The pragmatic ruler as Alaudin is known to historians, such an undertaking appears to be nothing but a mere figment of imagination. Showing him as an avaricious clown, completely devoid of any sophistication, reflecting in the way he ate, drank and carried himself amounts to inverting the characterisation of Alauddin provided and substantiated by established historians of Allahabad and Aligarh.
The way Malik Kafur is depicted is lamentable in the extreme. His is the grossest misrepresentation of all characters in the film. In history books, Kafur comes across as an economic genius of medieval times whose policies had far-reaching impact. Subsequent economic planners had to take his planning into consideration while devising their policy. But, in the movie, the character of Kafur was trivialised into a debauch and treacherous eunuch personifying Lucifer, who was complicit in crime with Alauddin.

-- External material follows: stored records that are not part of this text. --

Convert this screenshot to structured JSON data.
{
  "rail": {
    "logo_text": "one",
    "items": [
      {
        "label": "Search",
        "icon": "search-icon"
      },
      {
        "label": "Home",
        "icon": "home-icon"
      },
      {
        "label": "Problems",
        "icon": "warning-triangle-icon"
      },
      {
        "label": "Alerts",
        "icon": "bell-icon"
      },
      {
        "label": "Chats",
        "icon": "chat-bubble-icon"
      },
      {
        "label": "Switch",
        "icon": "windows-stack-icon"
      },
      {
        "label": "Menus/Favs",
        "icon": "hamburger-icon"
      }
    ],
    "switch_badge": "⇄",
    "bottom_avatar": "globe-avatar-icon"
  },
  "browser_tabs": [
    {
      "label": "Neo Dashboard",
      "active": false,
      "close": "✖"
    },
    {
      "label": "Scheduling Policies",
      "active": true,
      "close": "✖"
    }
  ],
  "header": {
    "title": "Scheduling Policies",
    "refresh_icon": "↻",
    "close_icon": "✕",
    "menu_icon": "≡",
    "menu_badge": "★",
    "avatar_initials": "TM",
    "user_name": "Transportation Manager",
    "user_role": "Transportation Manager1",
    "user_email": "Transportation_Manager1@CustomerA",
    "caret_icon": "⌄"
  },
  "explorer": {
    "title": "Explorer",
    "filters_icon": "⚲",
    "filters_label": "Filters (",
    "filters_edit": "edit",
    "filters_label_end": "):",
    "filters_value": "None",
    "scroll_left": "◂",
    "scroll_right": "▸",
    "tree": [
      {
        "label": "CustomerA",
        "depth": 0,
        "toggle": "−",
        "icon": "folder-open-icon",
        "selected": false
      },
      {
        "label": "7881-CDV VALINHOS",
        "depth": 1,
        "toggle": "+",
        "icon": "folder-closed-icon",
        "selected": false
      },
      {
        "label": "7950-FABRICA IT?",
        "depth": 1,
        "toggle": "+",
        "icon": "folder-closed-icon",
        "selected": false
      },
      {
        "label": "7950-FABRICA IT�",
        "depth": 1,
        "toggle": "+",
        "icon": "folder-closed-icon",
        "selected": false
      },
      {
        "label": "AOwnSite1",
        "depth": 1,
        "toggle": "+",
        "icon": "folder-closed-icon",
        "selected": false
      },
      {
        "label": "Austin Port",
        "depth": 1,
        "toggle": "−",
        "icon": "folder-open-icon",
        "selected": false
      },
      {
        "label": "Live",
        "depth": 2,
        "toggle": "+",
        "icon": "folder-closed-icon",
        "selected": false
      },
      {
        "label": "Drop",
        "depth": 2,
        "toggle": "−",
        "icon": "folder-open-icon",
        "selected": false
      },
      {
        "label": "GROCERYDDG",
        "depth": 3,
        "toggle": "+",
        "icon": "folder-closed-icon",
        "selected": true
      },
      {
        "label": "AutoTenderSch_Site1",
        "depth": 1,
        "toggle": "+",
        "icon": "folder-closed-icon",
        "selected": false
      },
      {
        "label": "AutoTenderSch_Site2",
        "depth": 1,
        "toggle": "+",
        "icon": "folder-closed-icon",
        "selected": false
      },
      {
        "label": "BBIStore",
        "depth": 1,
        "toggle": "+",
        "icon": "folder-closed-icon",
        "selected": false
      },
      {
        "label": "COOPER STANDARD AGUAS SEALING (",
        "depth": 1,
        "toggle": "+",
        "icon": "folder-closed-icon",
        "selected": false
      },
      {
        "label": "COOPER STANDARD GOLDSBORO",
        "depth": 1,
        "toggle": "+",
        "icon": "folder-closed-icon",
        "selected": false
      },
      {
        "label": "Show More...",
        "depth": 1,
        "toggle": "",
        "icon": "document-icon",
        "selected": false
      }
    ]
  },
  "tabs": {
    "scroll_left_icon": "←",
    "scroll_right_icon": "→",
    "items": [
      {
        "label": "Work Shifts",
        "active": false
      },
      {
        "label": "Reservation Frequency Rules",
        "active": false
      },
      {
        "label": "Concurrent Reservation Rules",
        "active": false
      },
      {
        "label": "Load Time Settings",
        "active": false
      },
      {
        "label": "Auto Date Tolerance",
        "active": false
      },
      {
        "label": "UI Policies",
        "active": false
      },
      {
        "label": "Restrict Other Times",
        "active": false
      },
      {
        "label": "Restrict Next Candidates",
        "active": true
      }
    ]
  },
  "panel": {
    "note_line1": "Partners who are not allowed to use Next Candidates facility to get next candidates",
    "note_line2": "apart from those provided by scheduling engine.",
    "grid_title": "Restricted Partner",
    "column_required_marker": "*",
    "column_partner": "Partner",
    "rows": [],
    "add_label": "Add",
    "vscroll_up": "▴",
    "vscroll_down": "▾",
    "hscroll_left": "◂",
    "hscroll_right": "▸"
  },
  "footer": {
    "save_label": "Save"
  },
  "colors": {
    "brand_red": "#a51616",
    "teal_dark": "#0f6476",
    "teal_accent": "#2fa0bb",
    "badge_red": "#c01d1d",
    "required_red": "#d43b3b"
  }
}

I am really interested in reading a detailed take on the movie Padmaavat by historians of the caliber of Irfan Habib, Romila Thapar and Harbans Mukhia. Their analytical feedback may have a containing effect on the damage that the film is doing to the general perception of history.
In a disclaimer before the start of the movie, it is claimed the production team does mean to hurt the feelings of any religious community. What it means is that the viewers should treat the film as an entertainment venture which is fictional in essence. But the point is that the fictionalised content is set in a historical context. Thus by putting up that disclaimer, the audience is alerted to the display of travesty done to historical characters.
But the noteworthy point is the narrative which has been conjured up throughout the film and the impact it is likely to have on popular perception about the Muslim rule in India. I wonder if a communally charged social formation like India can afford a film with such fissiparous content being screened in its cinemas.
Unless there is another film that provides a counter-narrative which is the need of the hour, the role of Muslims in Indian history would be that of a stock of people who were alien, uncouth, anti-Hindu and generally brutal. In the past, Pakistani movies like Gharnata, Taj Mahal, Tipu Sultan and Haider Ali were made which did not go unnoticed. One may assert that this trend ought to be revived as movies are the most potent and effective source not only of creation but peddling of the historical narrative. One must bear in mind that a particular way of narrating historical events casts profound influence on perceptions formed in the present.